Alors que ce rapport reconnaît maladroitement que « ces tendances s’inscrivent dans le prolongement de modes de production, de consommation et d’utilisation des terres non durables, de l’exploitation des ressources, de l’accumulation de richesses et de la dépendance destructrice aux combustibles fossiles[1][MB2] », il n’aborde pas la cause profonde de l’urgence climatique : le système économique capitaliste et le rôle indissociable des entreprises privées, particulièrement celles en lien avec le secteur des combustibles fossiles.
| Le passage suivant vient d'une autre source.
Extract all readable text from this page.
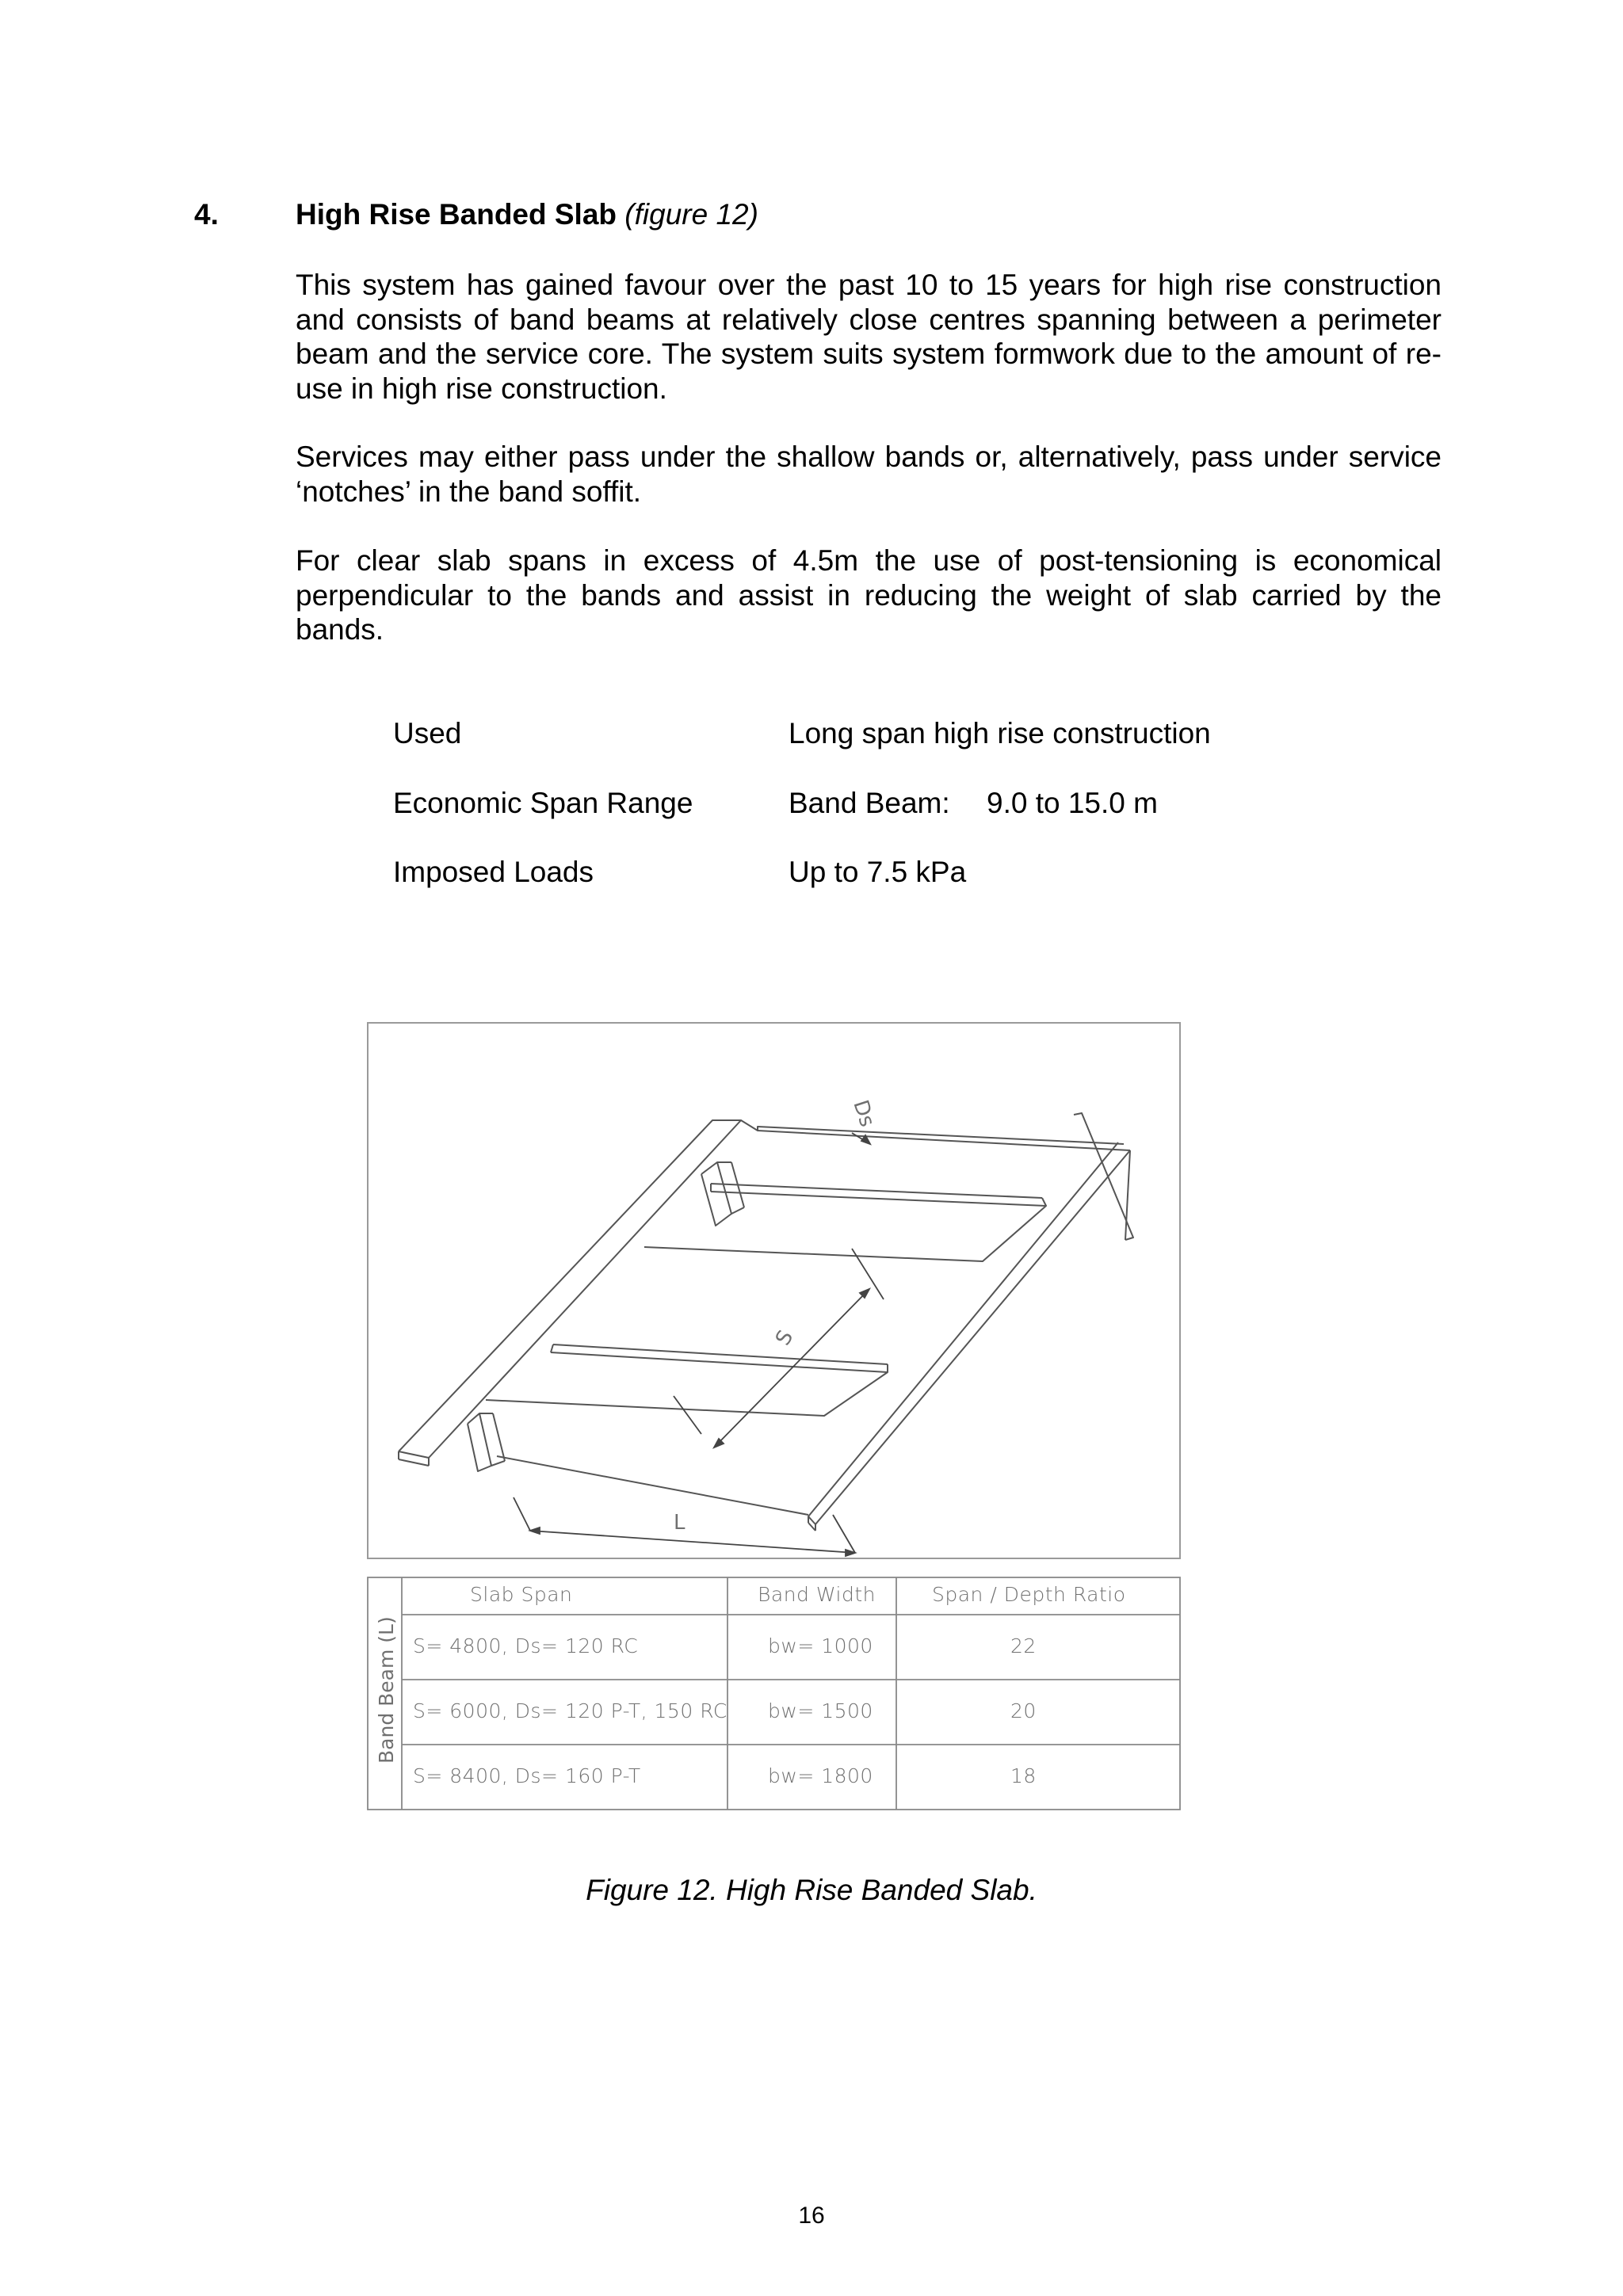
4.	High Rise Banded Slab (figure 12)

This system has gained favour over the past 10 to 15 years for high rise construction and consists of band beams at relatively close centres spanning between a perimeter beam and the service core. The system suits system formwork due to the amount of re-use in high rise construction.

Services may either pass under the shallow bands or, alternatively, pass under service ‘notches’ in the band soffit.

For clear slab spans in excess of 4.5m the use of post-tensioning is economical perpendicular to the bands and assist in reducing the weight of slab carried by the bands.

Used	Long span high rise construction
Economic Span Range	Band Beam: 9.0 to 15.0 m
Imposed Loads	Up to 7.5 kPa
Ds
S
L
Band Beam (L)
Slab Span	Band Width	Span / Depth Ratio
S= 4800, Ds= 120 RC	bw= 1000	22
S= 6000, Ds= 120 P-T, 150 RC bw= 1500	20
S= 8400, Ds= 160 P-T	bw= 1800	18
Figure 12. High Rise Banded Slab.
16
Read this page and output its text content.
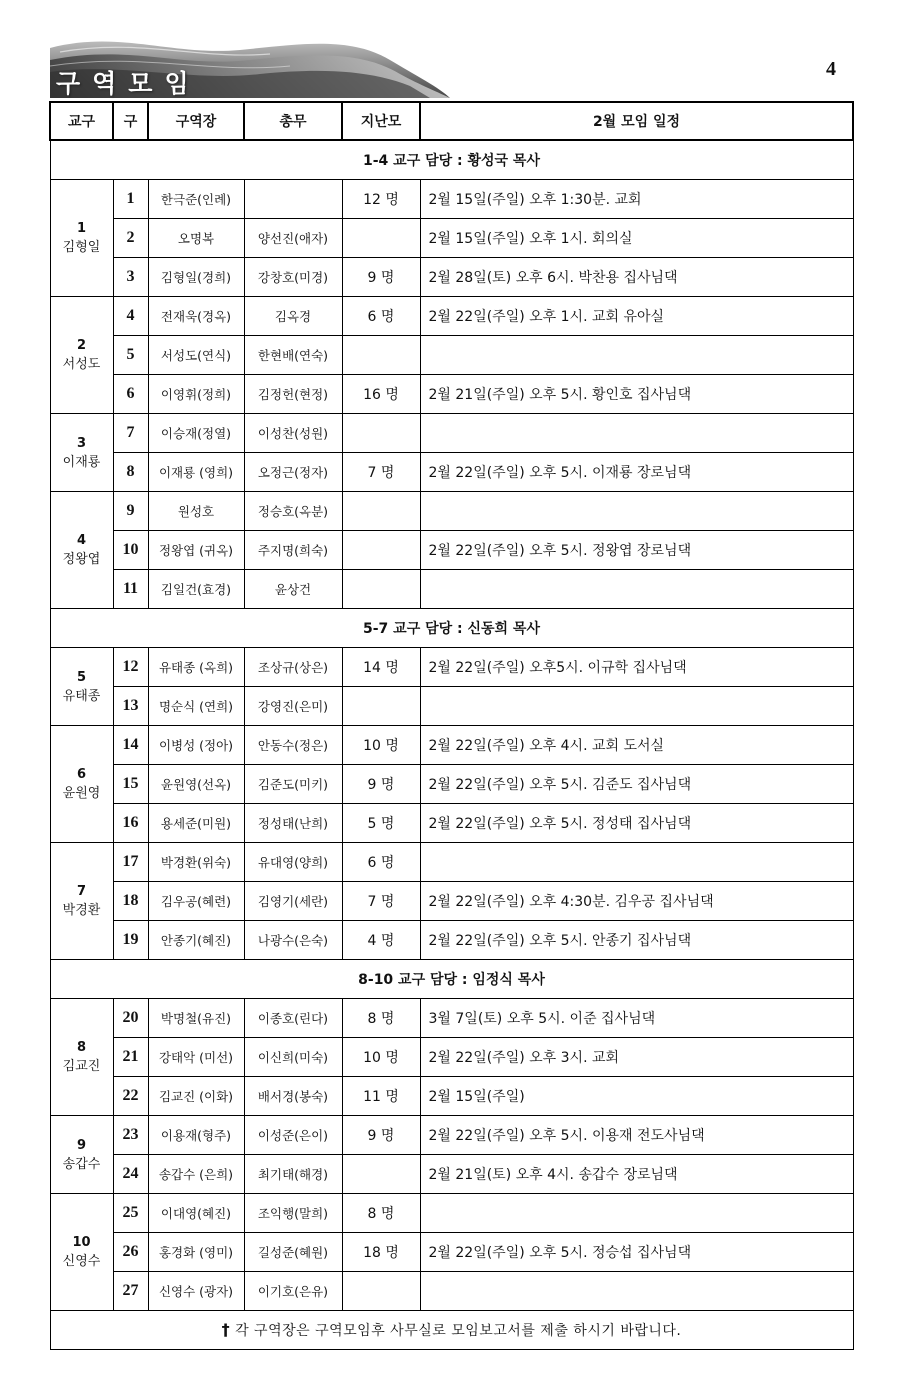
구역모임	4
교구	구	구역장	총무	지난모	2월 모임 일정
1-4 교구 담당 : 황성국 목사					

1
김형일	1	한극준(인례)		12 명	2월 15일(주일) 오후 1:30분. 교회
	2	오명복	양선진(애자)		2월 15일(주일) 오후 1시. 회의실
	3	김형일(경희)	강창호(미경)	9 명	2월 28일(토) 오후 6시. 박찬용 집사님댁

2
서성도	4	전재욱(경옥)	김옥경	6 명	2월 22일(주일) 오후 1시. 교회 유아실
	5	서성도(연식)	한현배(연숙)		
	6	이영휘(정희)	김정헌(현정)	16 명	2월 21일(주일) 오후 5시. 황인호 집사님댁

3
이재룡	7	이승재(정열)	이성찬(성원)		
	8	이재룡 (영희)	오정근(정자)	7 명	2월 22일(주일) 오후 5시. 이재룡 장로님댁

4
정왕엽	9	원성호	정승호(옥분)		
	10	정왕엽 (귀옥)	주지명(희숙)		2월 22일(주일) 오후 5시. 정왕엽 장로님댁
	11	김일건(효경)	윤상건		
5-7 교구 담당 : 신동희 목사					

5
유태종	12	유태종 (옥희)	조상규(상은)	14 명	2월 22일(주일) 오후5시. 이규학 집사님댁
	13	명순식 (연희)	강영진(은미)		

6
윤원영	14	이병성 (정아)	안동수(정은)	10 명	2월 22일(주일) 오후 4시. 교회 도서실
	15	윤원영(선옥)	김준도(미키)	9 명	2월 22일(주일) 오후 5시. 김준도 집사님댁
	16	용세준(미원)	정성태(난희)	5 명	2월 22일(주일) 오후 5시. 정성태 집사님댁

7
박경환	17	박경환(위숙)	유대영(양희)	6 명	
	18	김우공(혜련)	김영기(세란)	7 명	2월 22일(주일) 오후 4:30분. 김우공 집사님댁
	19	안종기(혜진)	나광수(은숙)	4 명	2월 22일(주일) 오후 5시. 안종기 집사님댁
8-10 교구 담당 : 임정식 목사					

8
김교진	20	박명철(유진)	이종호(린다)	8 명	3월 7일(토) 오후 5시. 이준 집사님댁
	21	강태악 (미선)	이신희(미숙)	10 명	2월 22일(주일) 오후 3시. 교회
	22	김교진 (이화)	배서경(봉숙)	11 명	2월 15일(주일)

9
송갑수	23	이용재(형주)	이성준(은이)	9 명	2월 22일(주일) 오후 5시. 이용재 전도사님댁
	24	송갑수 (은희)	최기태(해경)		2월 21일(토) 오후 4시. 송갑수 장로님댁

10
신영수	25	이대영(혜진)	조익행(말희)	8 명	
	26	홍경화 (영미)	길성준(혜원)	18 명	2월 22일(주일) 오후 5시. 정승섭 집사님댁
	27	신영수 (광자)	이기호(은유)		
† 각 구역장은 구역모임후 사무실로 모임보고서를 제출 하시기 바랍니다.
Le capitalisme et l’emprise des entreprises sur l’élaboration des politiques entretiennent l’impératif de croissance et l’idée que les ressources naturelles sont infinies qui, à leur tour, alimentent les conflits sur les ressources et favorisent les lois et les politiques publiques qui privilégient le profit privé au détriment de la protection de l’environnement et des droits humains.
Depuis des décennies, les activistes pour les droits humains, environnementaux, féministes et autochtones, ainsi que de nombreuses autres personnes, sont en première ligne du plaidoyer pour un régime juridique international capable de tenir les États et les entreprises responsables de leurs obligations en matière de droits humains et qui, ce faisant, aurait le pouvoir de régir les conséquences néfastes du capitalisme sur les populations et l’environnement. Ces efforts ont donné lieu, en 2014, à la création du Groupe de travail intergouvernemental (IGWG) à composition non limitée sur les sociétés transnationales et autres entreprises et les droits de l’homme par le Conseil des droits de l’homme de l’ONU, dont le mandat est d’élaborer un nouvel instrument international juridiquement contraignant portant sur les entreprises et les droits humains.
L’IGWG a tenu sa septième session à Genève en octobre 2021. Alors que les travaux de la session étaient en cours, nous avons pu observer, à El Estor au Guatemala, un exemple frappant de la raison pour laquelle des négociations et la réglementation des sociétés transnationales sont non seulement essentielles, mais urgentes.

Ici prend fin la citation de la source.